My doctor told me lumpectomies are as effective in preventing the spread of the cancer as mastectomies. Some women opt to have a mastectomy as a preventative measure. Sometimes the doctor goes in to do a lumpectomy and finds the cancer has progressed more than what showed up on scans, and has to do a mastectomy. (That happened to a member of my support group…she went in for a lumpectomy and woke up to find both breasts gone.)

In some cases as well, there are multiple identified tumors in the breast - that was the case with my sister who had three identified tumors when she had her radical. So at that point, the radical was making a lot more sense.

And, in other timely and uplifting news, my friend who was stage IV at diagnosis two years ago died last night.

Dangerosa, I’m so sorry.

She was ready. And there was no pain. She even pre-hosted her own memorial (a girlfriend calls them premorials). We all have to go sometime, though I’d vote for more years than she got.

It’s a complex issue, and there are at least four levels of “good” operating in screening protocols.

  1. The Patient: The patient has an individual gain in this. At one level, there’s a very high cost of a missed opportunity to catch a treatable cancer early. However, noisy screening can lead to false alarms and missed cancers, each having a distinct cost. In terms of screening, there are arguably less treatable cancers and the effect of screening is “stage shifting,” where diagnosis and treatment start earlier, with no real gain.

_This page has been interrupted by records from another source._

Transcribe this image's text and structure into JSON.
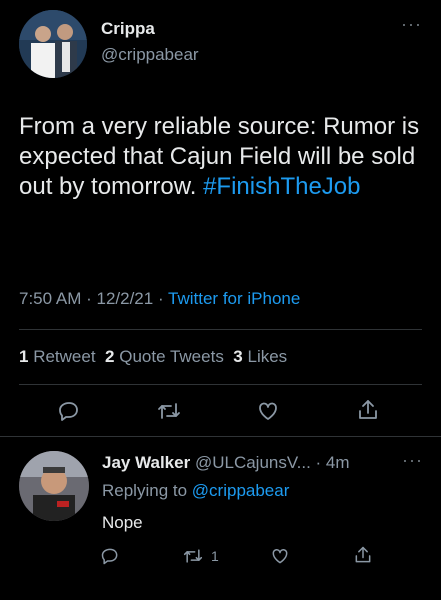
{
  "tweet": {
    "author_name": "Crippa",
    "author_handle": "@crippabear",
    "text_main": "From a very reliable source: Rumor is expected that Cajun Field will be sold out by tomorrow. ",
    "hashtag": "#FinishTheJob",
    "time": "7:50 AM",
    "date": "12/2/21",
    "source": "Twitter for iPhone",
    "retweet_count": "1",
    "retweet_label": "Retweet",
    "quote_count": "2",
    "quote_label": "Quote Tweets",
    "like_count": "3",
    "like_label": "Likes"
  },
  "reply": {
    "author_name": "Jay Walker",
    "author_handle": "@ULCajunsV...",
    "time_ago": "4m",
    "replying_prefix": "Replying to",
    "replying_handle": "@crippabear",
    "text": "Nope",
    "retweet_count": "1"
  },
  "icons": [
    "reply-icon",
    "retweet-icon",
    "like-icon",
    "share-icon",
    "more-icon"
  ],
  "colors": {
    "background": "#000000",
    "text": "#e7e9ea",
    "muted": "#8b98a5",
    "link": "#1d9bf0",
    "divider": "#2f3336"
  }
}
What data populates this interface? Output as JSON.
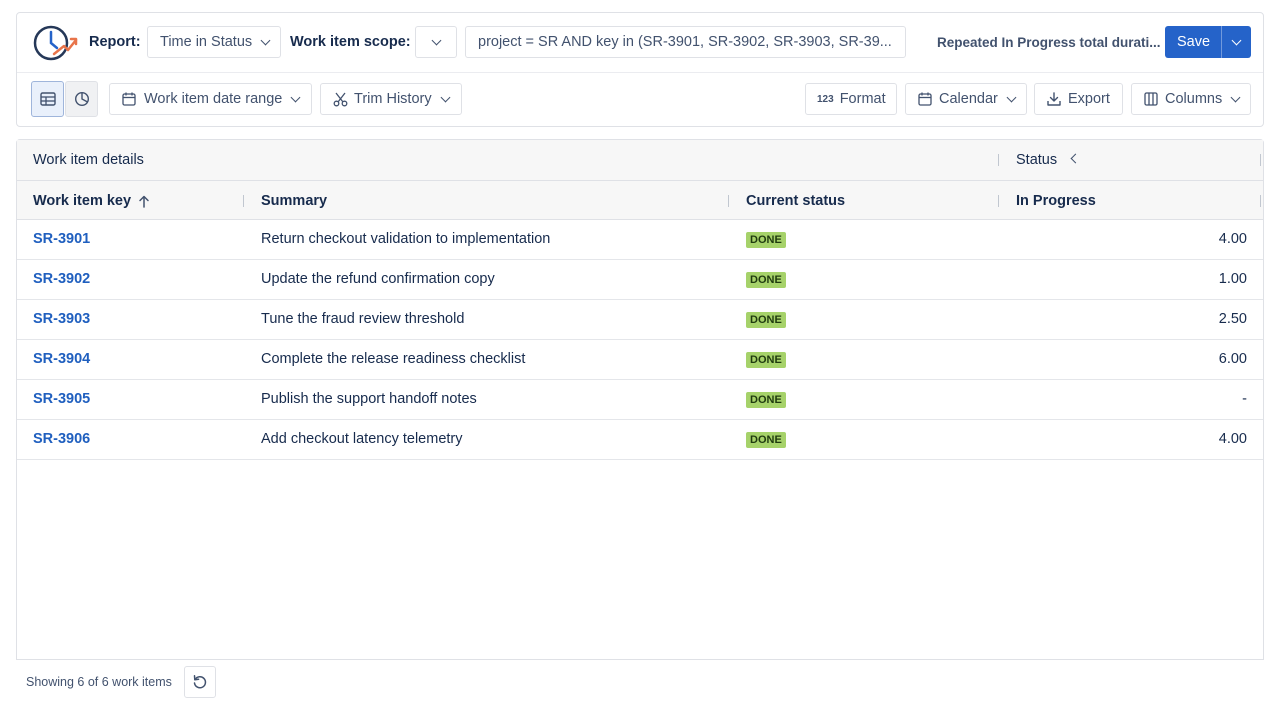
{
  "header": {
    "report_label": "Report:",
    "report_value": "Time in Status",
    "scope_label": "Work item scope:",
    "query": "project = SR AND key in (SR-3901, SR-3902, SR-3903, SR-39...",
    "saved_name": "Repeated In Progress total durati...",
    "save_label": "Save"
  },
  "toolbar": {
    "date_range_label": "Work item date range",
    "trim_label": "Trim History",
    "format_label": "Format",
    "calendar_label": "Calendar",
    "export_label": "Export",
    "columns_label": "Columns"
  },
  "table": {
    "group_headers": {
      "details": "Work item details",
      "status": "Status"
    },
    "columns": {
      "key": "Work item key",
      "summary": "Summary",
      "current_status": "Current status",
      "in_progress": "In Progress"
    },
    "rows": [
      {
        "key": "SR-3901",
        "summary": "Return checkout validation to implementation",
        "status": "DONE",
        "in_progress": "4.00"
      },
      {
        "key": "SR-3902",
        "summary": "Update the refund confirmation copy",
        "status": "DONE",
        "in_progress": "1.00"
      },
      {
        "key": "SR-3903",
        "summary": "Tune the fraud review threshold",
        "status": "DONE",
        "in_progress": "2.50"
      },
      {
        "key": "SR-3904",
        "summary": "Complete the release readiness checklist",
        "status": "DONE",
        "in_progress": "6.00"
      },
      {
        "key": "SR-3905",
        "summary": "Publish the support handoff notes",
        "status": "DONE",
        "in_progress": "-"
      },
      {
        "key": "SR-3906",
        "summary": "Add checkout latency telemetry",
        "status": "DONE",
        "in_progress": "4.00"
      }
    ]
  },
  "footer": {
    "showing_text": "Showing 6 of 6 work items"
  },
  "colors": {
    "accent": "#2563c9",
    "link": "#1f5fbf",
    "done_badge": "#a6d26a"
  }
}
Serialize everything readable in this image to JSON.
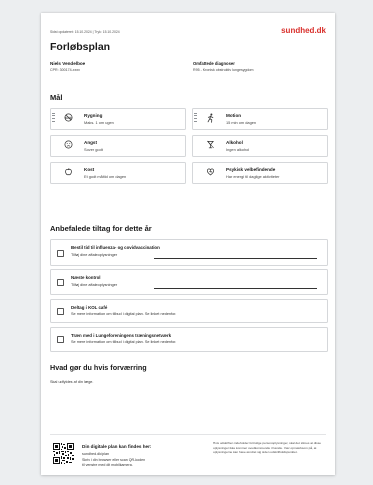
{
  "meta": {
    "updated": "Sidst opdateret: 15.10.2024 | Tryk: 15.10.2024"
  },
  "brand": {
    "logo": "sundhed.dk",
    "accent": "#d9302c"
  },
  "page": {
    "title": "Forløbsplan"
  },
  "patient": {
    "name": "Niels Vendelboe",
    "cpr": "CPR: 300174-xxxx"
  },
  "diagnosis": {
    "label": "Omfattede diagnoser",
    "value": "R95 - Kronisk obstruktiv lungesygdom"
  },
  "goals": {
    "heading": "Mål",
    "items": [
      {
        "icon": "no-smoking-icon",
        "title": "Rygning",
        "subtitle": "Maks. 1 om ugen"
      },
      {
        "icon": "running-icon",
        "title": "Motion",
        "subtitle": "15 min om dagen"
      },
      {
        "icon": "worry-icon",
        "title": "Angst",
        "subtitle": "Sover godt"
      },
      {
        "icon": "glass-icon",
        "title": "Alkohol",
        "subtitle": "Ingen alkohol"
      },
      {
        "icon": "apple-icon",
        "title": "Kost",
        "subtitle": "Et godt måltid om dagen"
      },
      {
        "icon": "wellbeing-icon",
        "title": "Psykisk velbefindende",
        "subtitle": "Har energi til daglige aktiviteter"
      }
    ]
  },
  "recommendations": {
    "heading": "Anbefalede tiltag for dette år",
    "items": [
      {
        "title": "Bestil tid til influenza- og covidvaccination",
        "subtitle": "Tilføj dine aftaleoplysninger"
      },
      {
        "title": "Næste kontrol",
        "subtitle": "Tilføj dine aftaleoplysninger"
      },
      {
        "title": "Deltag i KOL café",
        "subtitle": "Se mere information om tilbud i digital plan. Se linket nedenfor."
      },
      {
        "title": "Træn med i Lungeforeningens træningsnetværk",
        "subtitle": "Se mere information om tilbud i digital plan. Se linket nedenfor."
      }
    ]
  },
  "worse": {
    "heading": "Hvad gør du hvis forværring",
    "text": "Skal udfyldes af din læge."
  },
  "footer": {
    "title": "Din digitale plan kan findes her:",
    "url": "sundhed.dk/plan",
    "desc1": "Skriv i din browser eller scan QR-koden",
    "desc2": "til venstre med dit mobilkamera.",
    "disclaimer": "Hvis udskriften indeholder fortrolige personoplysninger, skal det slimes at disse oplysninger ikke kommer uvedkommende i hænde. Vær opmærksom på, at oplysningerne kan have ændret sig siden udskriftstidspunktet."
  }
}
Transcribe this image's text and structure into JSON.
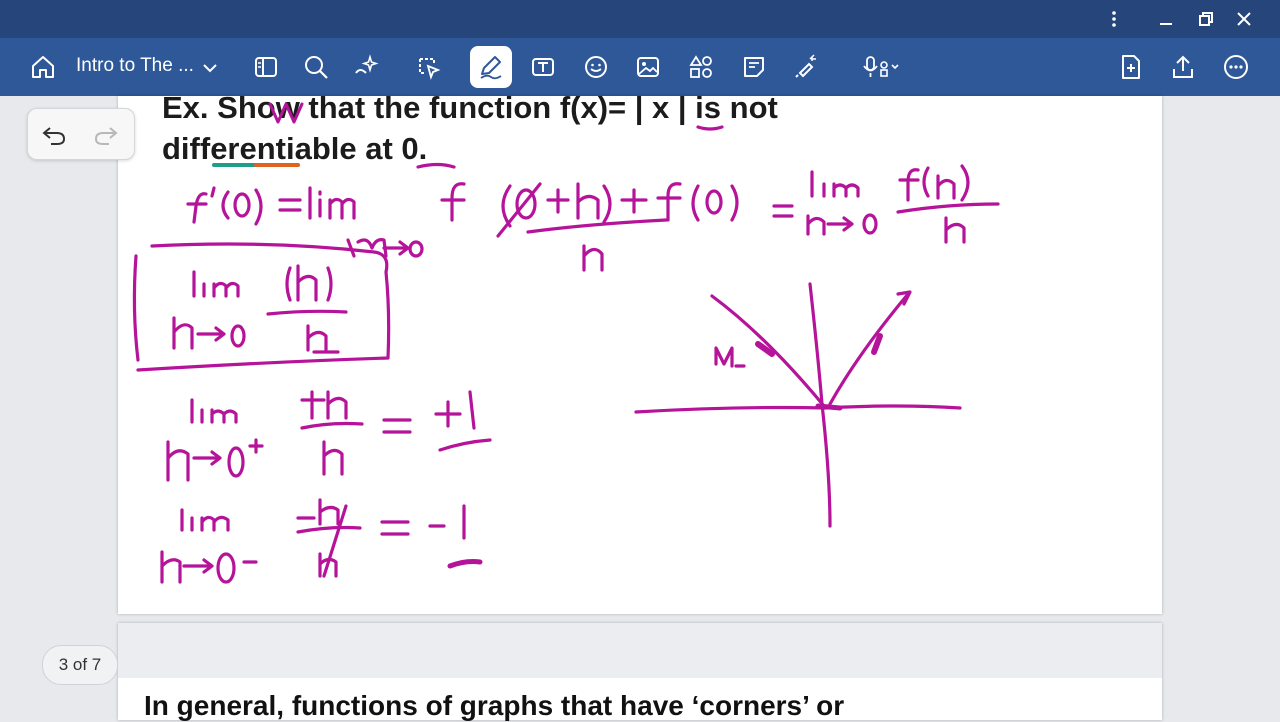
{
  "window": {
    "controls": [
      "more-vertical",
      "minimize",
      "restore",
      "close"
    ]
  },
  "toolbar": {
    "doc_title": "Intro to The ...",
    "tools": [
      "home-icon",
      "sidebar-icon",
      "search-icon",
      "ai-sparkle-icon",
      "lasso-icon",
      "pen-icon",
      "text-box-icon",
      "sticker-icon",
      "image-icon",
      "shapes-icon",
      "note-icon",
      "highlighter-icon",
      "audio-record-icon",
      "add-page-icon",
      "share-icon",
      "more-icon"
    ],
    "active_tool": "pen-icon",
    "accent_color": "#2f5899",
    "titlebar_color": "#26457a"
  },
  "page": {
    "line1": "Ex. Show that the function f(x)=  | x | is not",
    "line2": "differentiable at 0.",
    "ink_color": "#b5149a"
  },
  "next_page": {
    "text": "In general, functions of graphs that have ‘corners’ or"
  },
  "navigation": {
    "page_counter": "3 of 7"
  }
}
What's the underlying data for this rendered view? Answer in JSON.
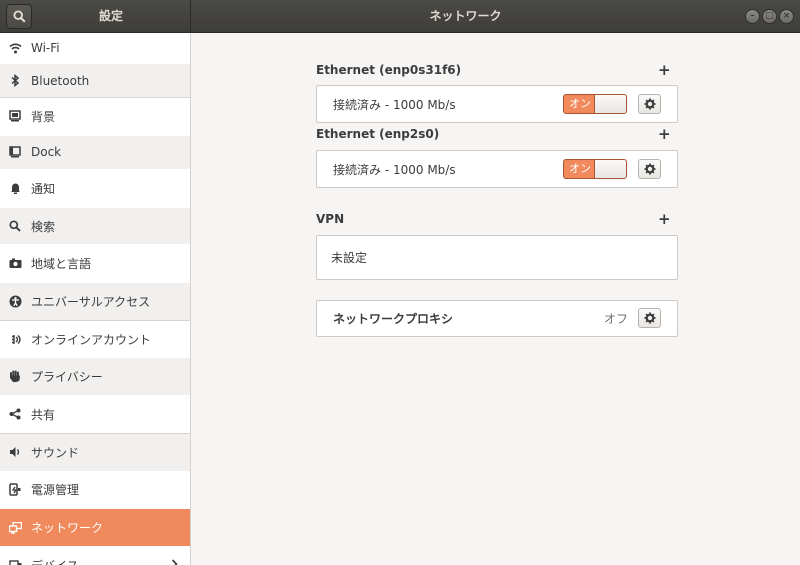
{
  "header": {
    "sidebar_title": "設定",
    "main_title": "ネットワーク",
    "wm_minimize": "–",
    "wm_maximize": "□",
    "wm_close": "×"
  },
  "sidebar": {
    "items": [
      {
        "label": "Wi-Fi",
        "icon": "wifi-icon"
      },
      {
        "label": "Bluetooth",
        "icon": "bluetooth-icon"
      },
      {
        "label": "背景",
        "icon": "background-icon"
      },
      {
        "label": "Dock",
        "icon": "dock-icon"
      },
      {
        "label": "通知",
        "icon": "bell-icon"
      },
      {
        "label": "検索",
        "icon": "search-icon"
      },
      {
        "label": "地域と言語",
        "icon": "region-icon"
      },
      {
        "label": "ユニバーサルアクセス",
        "icon": "accessibility-icon"
      },
      {
        "label": "オンラインアカウント",
        "icon": "online-accounts-icon"
      },
      {
        "label": "プライバシー",
        "icon": "hand-icon"
      },
      {
        "label": "共有",
        "icon": "share-icon"
      },
      {
        "label": "サウンド",
        "icon": "speaker-icon"
      },
      {
        "label": "電源管理",
        "icon": "power-icon"
      },
      {
        "label": "ネットワーク",
        "icon": "network-icon",
        "active": true
      },
      {
        "label": "デバイス",
        "icon": "devices-icon",
        "has_chevron": true
      }
    ]
  },
  "main": {
    "ethernet1": {
      "title": "Ethernet (enp0s31f6)",
      "status": "接続済み - 1000 Mb/s",
      "toggle_label": "オン"
    },
    "ethernet2": {
      "title": "Ethernet (enp2s0)",
      "status": "接続済み - 1000 Mb/s",
      "toggle_label": "オン"
    },
    "vpn": {
      "title": "VPN",
      "status": "未設定"
    },
    "proxy": {
      "label": "ネットワークプロキシ",
      "value": "オフ"
    }
  },
  "colors": {
    "accent": "#f08a5d",
    "headerbar": "#3e3d39",
    "background": "#f6f5f4"
  }
}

  2. The System (Cost): Cost of early detection of treatable cancers implies better outcomes, and maybe cheaper, more effective early stage treatment with lower recurrence. Cost of early detection of less treatable cancers implies more cost due to longer cycle of treatment with same outcome. Cost associated with effective screening of treatable cancers offset by savings in expensive late stage treatment and recurrence.

  3. The System (Practice): Aggressive screening chews up resources by initiating chains of clinical follow-up. Rates of false alarms drive up activity without benefit. Detecting less treatable cancers extends chain of less effective treatment - more activity without concomitant benefit.

  4. The Frontier (Research): Screening allows earlier detection of cancers, which allows opportunities to extend the treatment envelope by incorporating the stage shifted less treatable cancer cases in therapeutic research. This research can identify better treatments that can shift the less treatable cases into more treatable categories: research on the less treatable cases leads to better treatment, which expands the classes of more treatable cases. Aggressive screening increases the supply of challenging cases for research.